Mesmo que a história não traga muitas reviravoltas e surpresas, Notorious tem uma equipe invejável. Cada membro do elenco parece estar exatamente no lugar certo e as escolhas de cenário, figurino, iluminação e trilha sonora foram todas acertadas. Não que eu ache que a história seja fraca, afinal Ben Hecht não concorreu ao Oscar de melhor roteiro original à toa.

O “problema” do filme não está nele, mas em quem o assiste e essa é uma teoria minha que se enquadra a boa parte dos filmes de Hitchcock. Neles, o que importa não são os momentos mirabolantes, é o clima, a maneira como se desenrola a interação entre os personagens e, também, entre personagens e cenários. Enfim, o que interessa é o suspense em si. Como foi Hitchcock quem desenvolveu uma parcela considerável dos “truques” do gênero, o público atual já está habituado a eles. O jogo de câmera, a música, os olhares, tudo ainda funciona – e muito bem. Mas talvez as pessoas simplesmente não se impressionem mais tanto assim com suas formas mais “puras”. Só uma teoria...

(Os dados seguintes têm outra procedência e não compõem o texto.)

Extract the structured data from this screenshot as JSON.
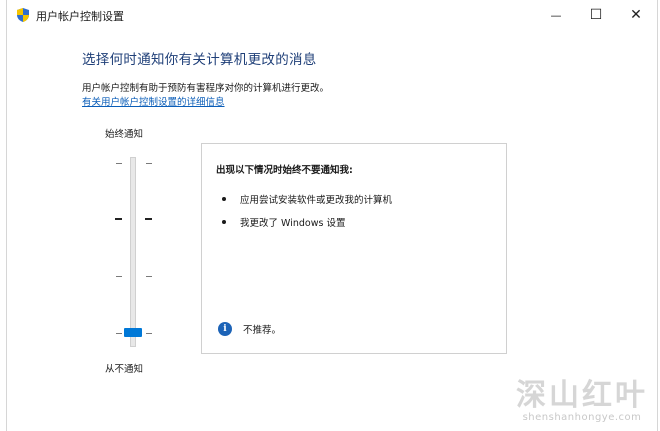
{
  "window": {
    "title": "用户帐户控制设置",
    "minimize_glyph": "—",
    "maximize_glyph": "☐",
    "close_glyph": "✕"
  },
  "main": {
    "heading": "选择何时通知你有关计算机更改的消息",
    "description": "用户帐户控制有助于预防有害程序对你的计算机进行更改。",
    "link": "有关用户帐户控制设置的详细信息"
  },
  "slider": {
    "top_label": "始终通知",
    "bottom_label": "从不通知",
    "level_count": 4,
    "selected_level": 1,
    "accent_color": "#0078d7"
  },
  "panel": {
    "title": "出现以下情况时始终不要通知我:",
    "bullets": [
      "应用尝试安装软件或更改我的计算机",
      "我更改了 Windows 设置"
    ],
    "info_text": "不推荐。",
    "info_icon": "info-icon"
  },
  "watermark": {
    "big": "深山红叶",
    "small": "shenshanhongye.com"
  },
  "colors": {
    "heading": "#1f3f78",
    "link": "#0a5db8"
  }
}
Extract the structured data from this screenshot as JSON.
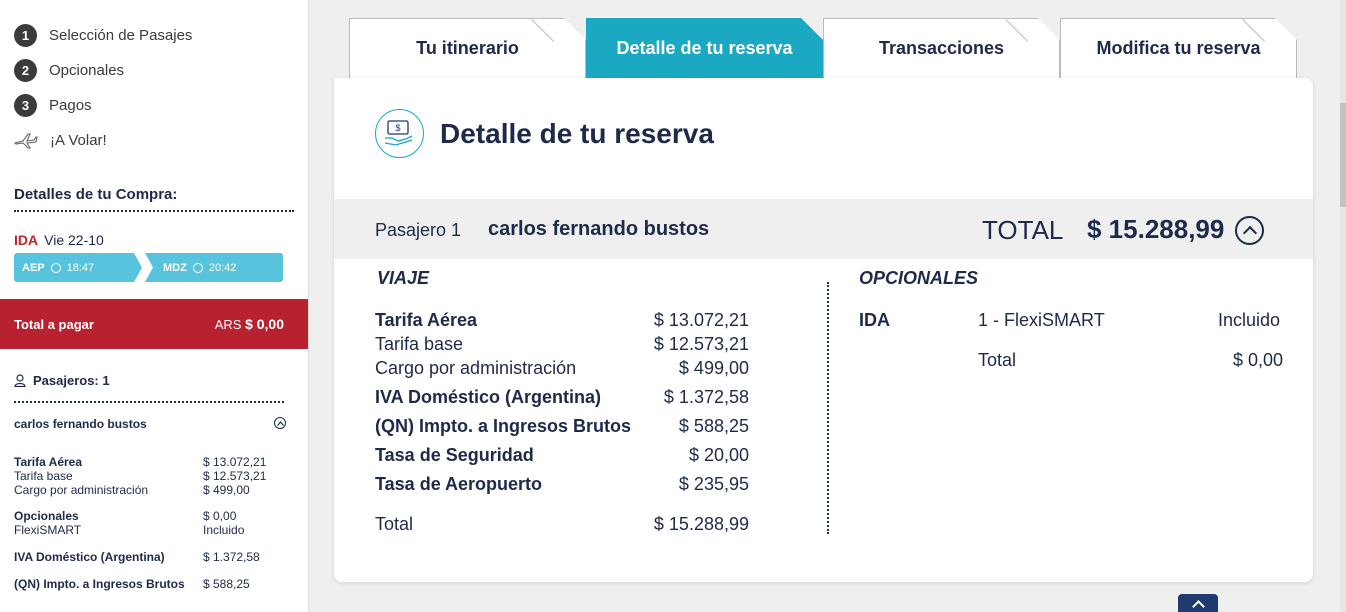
{
  "steps": [
    {
      "num": "1",
      "label": "Selección de Pasajes"
    },
    {
      "num": "2",
      "label": "Opcionales"
    },
    {
      "num": "3",
      "label": "Pagos"
    },
    {
      "label": "¡A Volar!"
    }
  ],
  "compra": {
    "title": "Detalles de tu Compra:",
    "ida_tag": "IDA",
    "ida_date": "Vie 22-10",
    "origin_code": "AEP",
    "origin_time": "18:47",
    "dest_code": "MDZ",
    "dest_time": "20:42"
  },
  "total_pagar": {
    "label": "Total a pagar",
    "currency": "ARS",
    "amount": "$ 0,00"
  },
  "sidebar_pax": {
    "title": "Pasajeros: 1",
    "name": "carlos fernando bustos",
    "fares": [
      {
        "k": "Tarifa Aérea",
        "v": "$ 13.072,21"
      },
      {
        "k": "Tarifa base",
        "v": "$ 12.573,21"
      },
      {
        "k": "Cargo por administración",
        "v": "$ 499,00"
      },
      {
        "k": "Opcionales",
        "v": "$ 0,00"
      },
      {
        "k": "FlexiSMART",
        "v": "Incluido"
      },
      {
        "k": "IVA Doméstico (Argentina)",
        "v": "$ 1.372,58"
      },
      {
        "k": "(QN) Impto. a Ingresos Brutos",
        "v": "$ 588,25"
      }
    ]
  },
  "tabs": [
    "Tu itinerario",
    "Detalle de tu reserva",
    "Transacciones",
    "Modifica tu reserva"
  ],
  "card": {
    "title": "Detalle de tu reserva",
    "pax_label": "Pasajero 1",
    "pax_name": "carlos fernando bustos",
    "total_label": "TOTAL",
    "total_amount": "$ 15.288,99"
  },
  "viaje": {
    "title": "VIAJE",
    "rows": [
      {
        "k": "Tarifa Aérea",
        "v": "$ 13.072,21"
      },
      {
        "k": "Tarifa base",
        "v": "$ 12.573,21"
      },
      {
        "k": "Cargo por administración",
        "v": "$ 499,00"
      },
      {
        "k": "IVA Doméstico (Argentina)",
        "v": "$ 1.372,58"
      },
      {
        "k": "(QN) Impto. a Ingresos Brutos",
        "v": "$ 588,25"
      },
      {
        "k": "Tasa de Seguridad",
        "v": "$ 20,00"
      },
      {
        "k": "Tasa de Aeropuerto",
        "v": "$ 235,95"
      },
      {
        "k": "Total",
        "v": "$ 15.288,99"
      }
    ]
  },
  "opcionales": {
    "title": "OPCIONALES",
    "leg": "IDA",
    "item": "1 - FlexiSMART",
    "status": "Incluido",
    "total_label": "Total",
    "total_value": "$ 0,00"
  }
}
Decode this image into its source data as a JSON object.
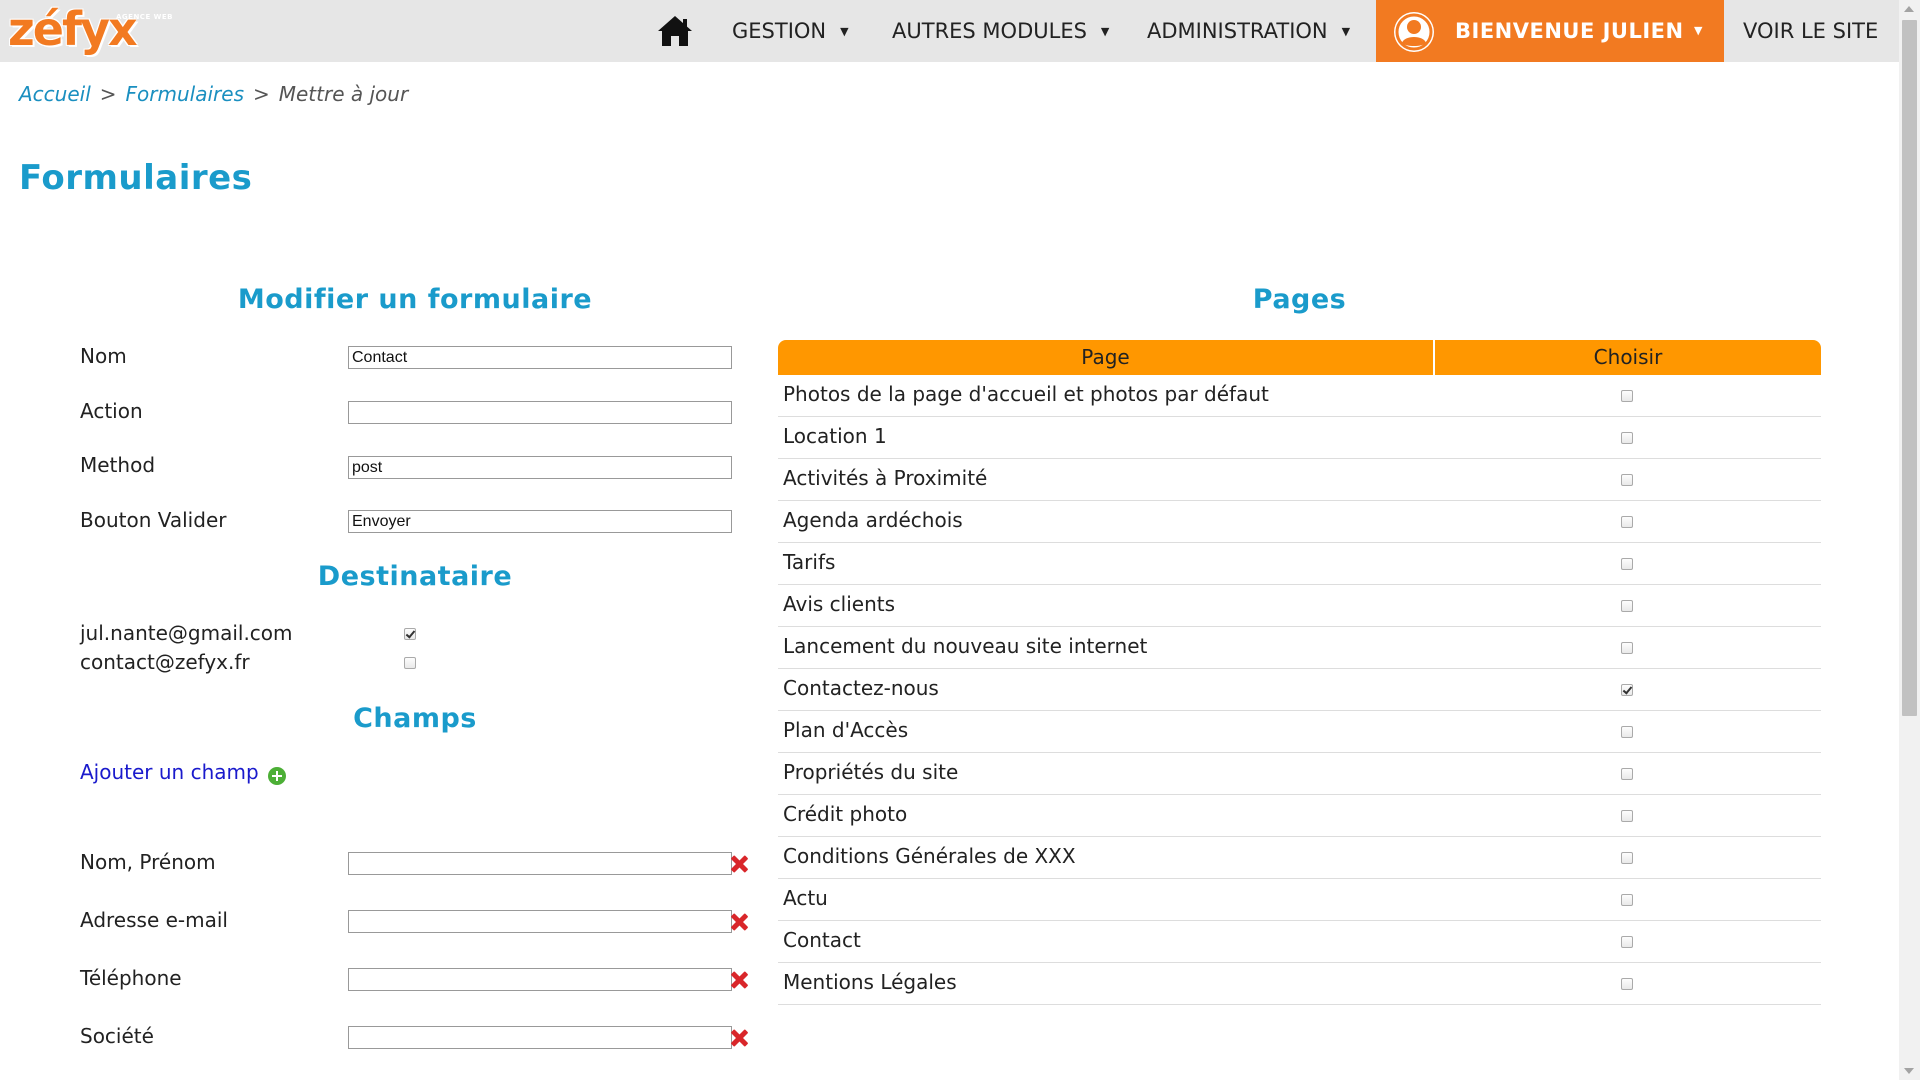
{
  "brand": {
    "logo_word": "zéfyx",
    "logo_sub": "AGENCE WEB",
    "accent": "#f27a21",
    "title_color": "#1a9bcb",
    "header_orange": "#ff9700"
  },
  "nav": {
    "home_icon": "home-icon",
    "items": [
      "GESTION",
      "AUTRES MODULES",
      "ADMINISTRATION"
    ],
    "user_label": "BIENVENUE JULIEN",
    "site_label": "VOIR LE SITE"
  },
  "breadcrumb": {
    "home": "Accueil",
    "forms": "Formulaires",
    "current": "Mettre à jour",
    "sep": ">"
  },
  "page_title": "Formulaires",
  "edit_form": {
    "title": "Modifier un formulaire",
    "fields": [
      {
        "label": "Nom",
        "value": "Contact"
      },
      {
        "label": "Action",
        "value": ""
      },
      {
        "label": "Method",
        "value": "post"
      },
      {
        "label": "Bouton Valider",
        "value": "Envoyer"
      }
    ]
  },
  "recipients": {
    "title": "Destinataire",
    "items": [
      {
        "email": "jul.nante@gmail.com",
        "checked": true
      },
      {
        "email": "contact@zefyx.fr",
        "checked": false
      }
    ]
  },
  "fields_section": {
    "title": "Champs",
    "add_label": "Ajouter un champ",
    "items": [
      {
        "label": "Nom, Prénom",
        "value": ""
      },
      {
        "label": "Adresse e-mail",
        "value": ""
      },
      {
        "label": "Téléphone",
        "value": ""
      },
      {
        "label": "Société",
        "value": ""
      }
    ]
  },
  "pages": {
    "title": "Pages",
    "col_page": "Page",
    "col_choose": "Choisir",
    "rows": [
      {
        "name": "Photos de la page d'accueil et photos par défaut",
        "checked": false
      },
      {
        "name": "Location 1",
        "checked": false
      },
      {
        "name": "Activités à Proximité",
        "checked": false
      },
      {
        "name": "Agenda ardéchois",
        "checked": false
      },
      {
        "name": "Tarifs",
        "checked": false
      },
      {
        "name": "Avis clients",
        "checked": false
      },
      {
        "name": "Lancement du nouveau site internet",
        "checked": false
      },
      {
        "name": "Contactez-nous",
        "checked": true
      },
      {
        "name": "Plan d'Accès",
        "checked": false
      },
      {
        "name": "Propriétés du site",
        "checked": false
      },
      {
        "name": "Crédit photo",
        "checked": false
      },
      {
        "name": "Conditions Générales de XXX",
        "checked": false
      },
      {
        "name": "Actu",
        "checked": false
      },
      {
        "name": "Contact",
        "checked": false
      },
      {
        "name": "Mentions Légales",
        "checked": false
      }
    ]
  }
}
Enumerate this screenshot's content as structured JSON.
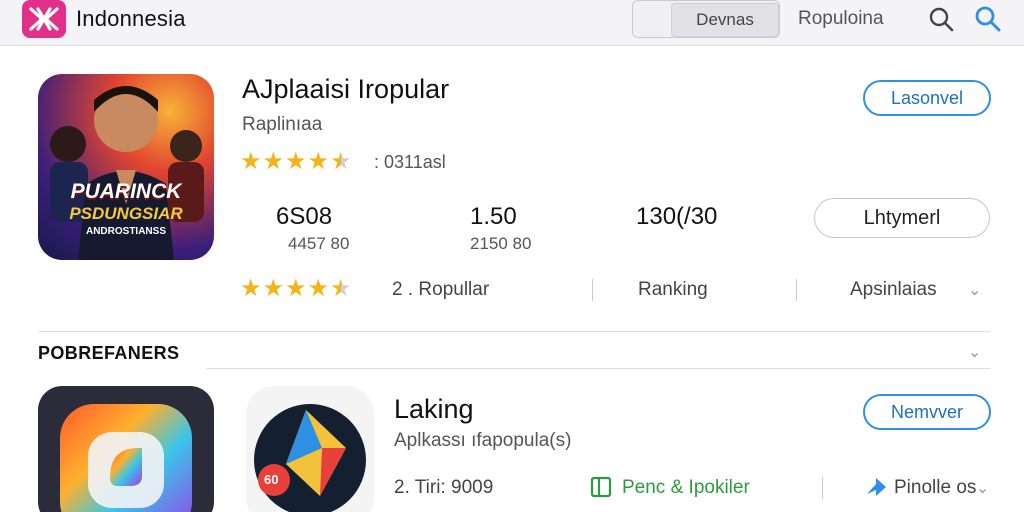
{
  "header": {
    "app_title": "Indonnesia",
    "segment_label": "Devnas",
    "sort_label": "Ropuloina"
  },
  "featured": {
    "title": "AJplaaisi Iropular",
    "subtitle": "Raplinıaa",
    "rating_stars": 4.5,
    "rating_text": ": 0311asl",
    "tile_caption_1": "PUARINCK",
    "tile_caption_2": "PSDUNGSIAR",
    "tile_caption_3": "ANDROSTIANSS",
    "top_button": "Lasonvel",
    "stats": [
      {
        "value": "6S08",
        "sub": "4457 80"
      },
      {
        "value": "1.50",
        "sub": "2150 80"
      },
      {
        "value": "130(/30",
        "sub": ""
      }
    ],
    "install_button": "Lhtymerl",
    "second_rating_stars": 4.5,
    "meta_popular": "2 . Ropullar",
    "meta_ranking": "Ranking",
    "meta_apps": "Apsinlaias"
  },
  "section": {
    "title": "POBREFANERS"
  },
  "second_app": {
    "title": "Laking",
    "subtitle": "Aplkassı ıfapopula(s)",
    "button": "Nemvver",
    "tile_badge": "60",
    "meta_time": "2. Tiri: 9009",
    "meta_feature": "Penc & Ipokiler",
    "meta_link": "Pinolle os"
  },
  "colors": {
    "accent_blue": "#2f8fe3",
    "brand_pink": "#e0308a",
    "star_gold": "#f2b418",
    "feature_green": "#2e9a3f"
  }
}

Aliás, é nessa aparente “pureza” que reside boa parte do charme do filme. Os horrores de que os nazistas são capazes existem apenas nas sombras, nas entrelinhas, nos olhares. A ameaça e as dúvidas nunca são jogadas diretamente, mas estão sempre presentes. Ao mesmo tempo, o núcleo principal de personagens é enxuto e segue seu caminho de maneira linear e totalmente clara. Não existe a intenção de enganar o espectador ou tentar deixá-lo desprevenido, não há pegadinhas nem a necessidade de parecer um filme inteligente e incrível. Notorious é o que é e continuará sendo um bom filme, mesmo com toda a tecnologia e todos os recursos que possam surgir.